New Delhi: On March 12, 1930, Mahatma Gandhi delivered his legendary address on the sands of the Sabarmati in Ahmedabad to mark the beginning of the Salt March. These powerful words have taken sculptural form in the work of Mumbai-based artist Jitish Kallat and are being exhibited at the Art Gallery of New South Wales (AGNSW) in Sydney, reinforcing its potency and importance in our complex present day existence.

After successfully donning the curatorial hat for Kochi Biennale 2014 and having recently closed the 108-day long exhibition, Kallat is back with a major solo exhibition titled “Public Notice 2” at AGNSW, one of Australia’s premier museums. 

One could say that this mammoth 180-foot-long installation is more than a solo exhibition by a contemporary artist. It is a compelling appeal to recollect the momentous historical utterances that inspired nationwide civil disobedience, a pivotal moment in the Indian Independence movement.

“The piece could be described as a deliberation on insights enshrined in words spoken at a moment of heightened strife. Gandhi’s twinned appeal to maintain total non-violence with complete non-cooperation could, in today’s world, once again serve as a device for self-reflection and self-restraint,” Kalat tolds IANS in an email interview.

Against a glowing yellow backdrop, the historic address is cast, letter by letter, in bone-like formations, powerfully representing the words that had a tremendous impact beyond South Asia by shaping the world-views of figures like Nelson Mandela and Martin Luther King. 

“The speech, rendered like bone-relics, carries within it several themes that may aid our ailing world plagued with aggression,” Kallat said. 

This installation is a part of “Go East: The Gene & Brian Sherman Collection”, and Kallat’s contemporary masterpiece has been generously gifted to AGNSW by the Shermans, Sydney’s leading art philanthropists who had acquired the installation in 2011.

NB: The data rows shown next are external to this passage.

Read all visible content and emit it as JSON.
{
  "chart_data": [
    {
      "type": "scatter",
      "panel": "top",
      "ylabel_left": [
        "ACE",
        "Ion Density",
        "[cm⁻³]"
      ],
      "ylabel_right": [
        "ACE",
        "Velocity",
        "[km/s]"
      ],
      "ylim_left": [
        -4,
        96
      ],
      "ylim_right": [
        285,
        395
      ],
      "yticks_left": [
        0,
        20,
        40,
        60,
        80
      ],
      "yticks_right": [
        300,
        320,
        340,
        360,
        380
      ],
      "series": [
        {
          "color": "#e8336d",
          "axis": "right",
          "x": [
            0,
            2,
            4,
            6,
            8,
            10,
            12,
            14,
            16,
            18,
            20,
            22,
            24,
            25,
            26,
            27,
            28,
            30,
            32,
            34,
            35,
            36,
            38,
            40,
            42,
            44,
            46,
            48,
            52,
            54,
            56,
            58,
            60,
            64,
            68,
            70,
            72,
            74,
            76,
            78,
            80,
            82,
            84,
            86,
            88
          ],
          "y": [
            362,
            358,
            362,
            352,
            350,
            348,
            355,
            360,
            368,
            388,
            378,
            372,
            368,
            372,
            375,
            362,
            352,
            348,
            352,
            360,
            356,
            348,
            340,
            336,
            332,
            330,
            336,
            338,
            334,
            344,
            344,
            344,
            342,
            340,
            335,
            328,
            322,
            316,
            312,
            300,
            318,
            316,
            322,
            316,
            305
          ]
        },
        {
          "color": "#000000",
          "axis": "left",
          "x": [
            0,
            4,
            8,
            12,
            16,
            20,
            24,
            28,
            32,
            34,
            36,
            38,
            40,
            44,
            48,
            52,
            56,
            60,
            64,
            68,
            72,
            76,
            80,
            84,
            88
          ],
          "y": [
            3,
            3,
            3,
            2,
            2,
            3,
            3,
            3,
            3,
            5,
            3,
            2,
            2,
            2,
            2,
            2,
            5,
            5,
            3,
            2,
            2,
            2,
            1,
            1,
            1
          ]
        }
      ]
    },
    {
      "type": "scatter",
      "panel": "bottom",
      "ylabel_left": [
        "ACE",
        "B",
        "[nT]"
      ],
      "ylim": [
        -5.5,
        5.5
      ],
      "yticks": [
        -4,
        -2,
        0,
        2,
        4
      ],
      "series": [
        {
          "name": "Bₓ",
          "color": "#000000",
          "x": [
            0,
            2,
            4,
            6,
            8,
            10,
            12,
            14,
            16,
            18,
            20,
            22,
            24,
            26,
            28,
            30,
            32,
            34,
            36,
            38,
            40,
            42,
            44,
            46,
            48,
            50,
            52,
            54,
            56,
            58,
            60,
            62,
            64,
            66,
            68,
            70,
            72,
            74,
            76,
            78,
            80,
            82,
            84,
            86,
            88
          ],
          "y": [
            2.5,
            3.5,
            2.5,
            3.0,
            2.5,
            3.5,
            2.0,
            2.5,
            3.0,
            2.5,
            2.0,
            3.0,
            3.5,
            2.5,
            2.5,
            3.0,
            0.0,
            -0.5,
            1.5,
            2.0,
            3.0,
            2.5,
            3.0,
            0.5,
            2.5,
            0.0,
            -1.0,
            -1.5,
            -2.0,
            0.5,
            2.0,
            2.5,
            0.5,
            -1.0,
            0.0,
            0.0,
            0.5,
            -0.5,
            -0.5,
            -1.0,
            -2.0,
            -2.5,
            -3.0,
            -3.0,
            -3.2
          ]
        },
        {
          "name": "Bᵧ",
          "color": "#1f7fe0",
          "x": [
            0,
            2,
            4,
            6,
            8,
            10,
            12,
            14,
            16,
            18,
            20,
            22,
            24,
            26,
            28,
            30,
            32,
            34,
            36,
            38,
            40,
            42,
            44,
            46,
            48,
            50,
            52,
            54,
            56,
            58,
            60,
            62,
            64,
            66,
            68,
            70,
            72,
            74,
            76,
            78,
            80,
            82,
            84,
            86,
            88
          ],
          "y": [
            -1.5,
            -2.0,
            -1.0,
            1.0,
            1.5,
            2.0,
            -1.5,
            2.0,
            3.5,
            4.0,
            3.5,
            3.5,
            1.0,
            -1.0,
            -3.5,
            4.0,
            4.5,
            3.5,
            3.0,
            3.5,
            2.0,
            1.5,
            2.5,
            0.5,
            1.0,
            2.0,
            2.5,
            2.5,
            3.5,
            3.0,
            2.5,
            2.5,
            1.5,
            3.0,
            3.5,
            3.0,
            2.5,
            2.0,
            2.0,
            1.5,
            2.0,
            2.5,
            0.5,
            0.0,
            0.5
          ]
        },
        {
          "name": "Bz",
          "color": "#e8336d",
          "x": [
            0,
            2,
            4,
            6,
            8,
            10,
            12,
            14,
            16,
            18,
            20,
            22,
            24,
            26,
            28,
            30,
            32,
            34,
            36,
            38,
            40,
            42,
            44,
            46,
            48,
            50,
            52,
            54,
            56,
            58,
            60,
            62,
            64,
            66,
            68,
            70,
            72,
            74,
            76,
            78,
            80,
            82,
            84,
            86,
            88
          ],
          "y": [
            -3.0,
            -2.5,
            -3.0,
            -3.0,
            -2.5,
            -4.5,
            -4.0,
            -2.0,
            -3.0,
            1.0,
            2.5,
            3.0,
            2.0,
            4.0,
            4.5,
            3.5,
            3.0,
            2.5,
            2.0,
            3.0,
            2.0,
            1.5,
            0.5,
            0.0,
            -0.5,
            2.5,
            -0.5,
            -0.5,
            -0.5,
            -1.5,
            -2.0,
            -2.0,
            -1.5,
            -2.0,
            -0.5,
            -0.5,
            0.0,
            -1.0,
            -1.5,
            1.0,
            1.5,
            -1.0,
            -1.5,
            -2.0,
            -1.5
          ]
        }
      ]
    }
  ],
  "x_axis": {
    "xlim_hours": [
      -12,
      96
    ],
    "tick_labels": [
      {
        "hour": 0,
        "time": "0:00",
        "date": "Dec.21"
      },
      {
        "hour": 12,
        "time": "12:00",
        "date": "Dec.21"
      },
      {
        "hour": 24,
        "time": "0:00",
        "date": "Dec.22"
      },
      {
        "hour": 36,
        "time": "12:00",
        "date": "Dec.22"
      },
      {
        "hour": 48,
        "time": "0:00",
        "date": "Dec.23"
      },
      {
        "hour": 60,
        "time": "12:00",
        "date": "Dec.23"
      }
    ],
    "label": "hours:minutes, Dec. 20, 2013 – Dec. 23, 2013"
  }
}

In Kallat’s oeuvre, “Public Notice 2” is one of the three works in a suite of pieces that refer to a historical speech. Kallat made this first in the series in 2003 wherein the “Tryst with Destiny” address of India’s first prime minister, Jawaharlal Nehru, is “hand inscribed on mirror with an inflammable adhesive and set aflame as if cremating the speech”. This work is currently on view at the Queen’s Museum in New York until June 28.

“Public Notice 3” in 2010-11 was an overlay of dates and contexts that are 108 years apart.

“The exhibition opened at the Art Institute of Chicago on September 11, 2010 re-staging the words spoken by Swami Vivekananda at the ‘First Parliament of Religions’ on September 11,1893 in the very same building. In 1893 the museum was the auditorium where the parliament took place,” Kallat said.

The exhibition “Public Notice 2” at AGNSW closes on October 1.